Tax reporting liquidating trust dating someone in your class
A: No, in addition to the initial liquidating distribution, we expect to make one or more additional liquidating distributions in First Quarter 2017.
Q: How will the initial liquidating distribution be reported for tax purposes?
The following Q&A and Cost Basis Calculator are designed to help you understand the tax implications of the initial liquidating distribution of .20 per share paid to shareholders in December 2016 and the remaining liquidating distributions.
Please note that this information is provided for illustrative purposes only and to help give you a general understanding of the consequences of the recent liquidating distributions. Shareholders must contact their tax advisors for specifics regarding the taxation of their individual investments.
In the future, you will receive a pro-rata distribution from the Trust of any recoveries received from these efforts. You should consult your own tax advisor regarding the tax consequences and reporting obligations relating to your investment based upon your individual circumstances. You and your tax professional may find the attached documents useful in determining the appropriate tax treatment for your situation: Milo H.
The Trust has filed suit against numerous broker-dealers seeking to recover both the commissions paid them and additional damages caused by the broker-dealers. Segner, Jr., Liquidating Trustee of the PR Liquidating Trust, has undertaken significant litigation efforts to maximize the recovery for all investors in the Provident Royalties family of companies.
It is anticipated that there will be at least one more distribution to General Fund participants once all remaining litigation has been concluded.
Joseph Blimline was sentenced to 240 months in federal prison on May 3, 2012 for his role in the Provident investment fraud.
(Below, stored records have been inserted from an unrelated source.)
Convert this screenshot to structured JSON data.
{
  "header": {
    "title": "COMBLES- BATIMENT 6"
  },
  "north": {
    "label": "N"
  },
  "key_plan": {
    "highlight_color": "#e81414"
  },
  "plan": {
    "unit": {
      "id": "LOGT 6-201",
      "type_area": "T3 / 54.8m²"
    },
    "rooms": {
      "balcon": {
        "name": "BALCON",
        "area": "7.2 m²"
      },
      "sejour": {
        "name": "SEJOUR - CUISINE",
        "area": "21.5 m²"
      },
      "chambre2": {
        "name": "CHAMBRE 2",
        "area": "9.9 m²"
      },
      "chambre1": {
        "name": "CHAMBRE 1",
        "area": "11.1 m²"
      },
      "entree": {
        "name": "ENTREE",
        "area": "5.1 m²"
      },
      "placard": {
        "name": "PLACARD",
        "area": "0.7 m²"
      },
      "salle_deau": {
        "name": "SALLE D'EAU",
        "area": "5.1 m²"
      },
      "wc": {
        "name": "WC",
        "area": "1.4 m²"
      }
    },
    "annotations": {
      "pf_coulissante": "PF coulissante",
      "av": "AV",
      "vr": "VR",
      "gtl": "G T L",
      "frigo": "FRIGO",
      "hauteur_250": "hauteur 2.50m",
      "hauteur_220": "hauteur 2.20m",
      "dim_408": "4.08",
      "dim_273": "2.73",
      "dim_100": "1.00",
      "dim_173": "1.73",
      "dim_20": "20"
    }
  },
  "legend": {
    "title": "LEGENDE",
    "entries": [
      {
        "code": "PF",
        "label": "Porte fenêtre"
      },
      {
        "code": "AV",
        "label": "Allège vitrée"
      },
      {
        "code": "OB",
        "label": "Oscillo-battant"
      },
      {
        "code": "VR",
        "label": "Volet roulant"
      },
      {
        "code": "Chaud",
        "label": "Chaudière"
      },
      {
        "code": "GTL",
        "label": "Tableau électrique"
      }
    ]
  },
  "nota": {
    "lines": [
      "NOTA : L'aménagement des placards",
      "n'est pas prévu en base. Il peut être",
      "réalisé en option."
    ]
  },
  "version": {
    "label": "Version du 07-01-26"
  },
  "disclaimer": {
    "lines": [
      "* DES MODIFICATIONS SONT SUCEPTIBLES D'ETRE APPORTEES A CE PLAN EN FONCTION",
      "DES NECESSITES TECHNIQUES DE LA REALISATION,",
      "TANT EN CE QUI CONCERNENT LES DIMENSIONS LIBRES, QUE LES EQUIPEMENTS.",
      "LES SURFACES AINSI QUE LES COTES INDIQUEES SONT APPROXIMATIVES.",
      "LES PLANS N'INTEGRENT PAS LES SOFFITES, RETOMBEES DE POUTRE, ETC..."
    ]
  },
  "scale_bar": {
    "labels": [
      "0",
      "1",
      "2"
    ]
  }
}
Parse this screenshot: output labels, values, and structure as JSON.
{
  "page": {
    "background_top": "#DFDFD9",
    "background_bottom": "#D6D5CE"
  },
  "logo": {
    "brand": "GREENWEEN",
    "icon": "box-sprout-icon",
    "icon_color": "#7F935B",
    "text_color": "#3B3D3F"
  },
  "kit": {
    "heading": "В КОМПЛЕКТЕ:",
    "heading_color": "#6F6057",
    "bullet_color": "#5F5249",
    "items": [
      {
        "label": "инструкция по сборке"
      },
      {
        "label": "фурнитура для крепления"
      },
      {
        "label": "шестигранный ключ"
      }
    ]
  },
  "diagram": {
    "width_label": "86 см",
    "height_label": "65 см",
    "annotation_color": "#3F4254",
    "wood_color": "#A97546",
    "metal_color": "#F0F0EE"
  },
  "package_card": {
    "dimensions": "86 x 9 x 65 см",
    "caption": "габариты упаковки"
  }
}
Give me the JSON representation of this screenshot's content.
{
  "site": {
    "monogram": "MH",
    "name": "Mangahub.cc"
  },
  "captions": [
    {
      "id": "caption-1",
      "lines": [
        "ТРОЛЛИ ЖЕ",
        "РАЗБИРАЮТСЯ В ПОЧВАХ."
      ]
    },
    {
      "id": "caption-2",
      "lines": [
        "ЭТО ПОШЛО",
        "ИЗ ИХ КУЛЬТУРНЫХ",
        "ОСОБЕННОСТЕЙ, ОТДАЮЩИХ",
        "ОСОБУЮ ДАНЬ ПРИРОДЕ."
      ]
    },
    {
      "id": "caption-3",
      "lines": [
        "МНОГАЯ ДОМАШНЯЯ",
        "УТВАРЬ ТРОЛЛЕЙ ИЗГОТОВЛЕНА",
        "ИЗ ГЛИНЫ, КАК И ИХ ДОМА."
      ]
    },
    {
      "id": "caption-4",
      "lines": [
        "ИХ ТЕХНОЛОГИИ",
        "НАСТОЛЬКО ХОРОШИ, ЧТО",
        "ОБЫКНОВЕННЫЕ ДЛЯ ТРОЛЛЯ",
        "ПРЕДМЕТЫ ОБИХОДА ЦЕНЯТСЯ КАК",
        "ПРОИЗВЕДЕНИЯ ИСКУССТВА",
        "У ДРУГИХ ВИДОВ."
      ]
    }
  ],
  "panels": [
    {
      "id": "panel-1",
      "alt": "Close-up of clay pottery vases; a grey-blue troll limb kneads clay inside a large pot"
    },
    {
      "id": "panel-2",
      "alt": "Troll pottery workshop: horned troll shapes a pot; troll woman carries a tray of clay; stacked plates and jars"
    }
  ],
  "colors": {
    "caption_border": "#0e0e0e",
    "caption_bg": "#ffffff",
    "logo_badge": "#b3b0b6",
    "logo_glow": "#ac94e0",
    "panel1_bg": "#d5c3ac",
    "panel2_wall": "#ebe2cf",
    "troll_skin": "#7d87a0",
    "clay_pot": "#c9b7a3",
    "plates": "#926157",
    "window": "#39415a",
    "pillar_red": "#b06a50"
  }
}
Distributions that exceed the Company’s current and accumulated tax earnings and profits constitute a return of capital and reduce the stockholders’ basis in the common shares. 331, a liquidating distribution is considered to be full payment in exchange for the shareholder’s stock, rather than a dividend distribution, to the extent of the corporation’s earnings and profits (E&P).The shareholders generally recognize gain (or loss) in an amount equal to the difference between the fair market value (FMV) of the assets received (whether they are cash, other property, or both) and the adjusted basis of the stock surrendered.331 when they receive the liquidation proceeds in exchange for their stock.If the corporation distributes its assets for later sale by the shareholders, the assets generally “come out” of the corporation with a basis equal to FMV (and with the related recognition of gain or loss under Sec.